Calculations at a cylindrical shell (hollow cylinder, pipe, tube). A cylindrical shell is a cylinder, from which in its center a narrower cylinder of the same height is removed. Enter the height and either both radiuses or one radius and the wall thickness. Choose the number of decimal places and click Calculate.

Formulas:
b = R - r
A = 2π * ( R + r ) * ( R - r +h )
L = 2π * h * ( R + r )
V = π * h * ( R² - r² )

pi:
π = 3.141592653589793...

Radiuses, height and wall thickness have the same unit (e.g. meter), the areas have this unit squared (e.g. square meter), the volume has this unit to the power of three (e.g. cubic meter). The lateral surface is the curved part of the surface area (inner and outer). A/V has this unit ^{-1}.

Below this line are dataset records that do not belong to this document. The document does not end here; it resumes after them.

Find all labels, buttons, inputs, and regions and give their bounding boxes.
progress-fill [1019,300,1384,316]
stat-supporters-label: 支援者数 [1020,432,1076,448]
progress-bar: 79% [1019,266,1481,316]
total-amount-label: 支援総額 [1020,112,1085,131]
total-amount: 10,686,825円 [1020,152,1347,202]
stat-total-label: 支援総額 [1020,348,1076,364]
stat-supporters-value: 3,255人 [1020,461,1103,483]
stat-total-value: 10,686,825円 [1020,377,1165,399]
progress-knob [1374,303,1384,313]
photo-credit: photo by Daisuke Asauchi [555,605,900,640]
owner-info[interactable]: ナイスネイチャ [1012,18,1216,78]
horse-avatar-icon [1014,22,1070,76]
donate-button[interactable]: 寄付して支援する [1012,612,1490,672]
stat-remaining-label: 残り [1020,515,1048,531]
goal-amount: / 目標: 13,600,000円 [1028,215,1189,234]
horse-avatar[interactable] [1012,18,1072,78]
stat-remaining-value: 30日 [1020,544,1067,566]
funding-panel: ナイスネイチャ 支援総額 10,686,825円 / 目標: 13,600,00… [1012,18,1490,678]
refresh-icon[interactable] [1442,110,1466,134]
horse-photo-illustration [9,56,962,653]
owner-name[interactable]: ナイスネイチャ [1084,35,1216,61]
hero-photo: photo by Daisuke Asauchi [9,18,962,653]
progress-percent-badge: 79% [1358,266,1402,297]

The cylindrical shell is point-symmetrical to its center. It is axially symmetrical to every vertical plane along the center point and additionally axially symmetrical to the plane across this center point, i.e. parallel to the openings. It is rotationally symmetrical to any rotation about the vertical axis in its cavity.
The cylindrical shell is of course familiar from pipes and similar structures. It is used for calculations if the thickness of the wall is important, otherwise the dimensions of a cylinder are used. Another variant of the cylindrical shell is the cut cylindrical shell, which is created when a hollow cylinder is cut at an angle. An example of this is a hypodermic needle. If the hollow cylinder is cut off at an angle on two parallel sides, an oblique cylindrical shell is created. If the curved side walls of a cylinder are not parallel but converge towards each other, then it is a cone. The analogous objects to the cylindrical shell in the cone are the hollow cone and the truncated hollow cone, derived from the cylinder and cone are the anticone and the truncated anticone.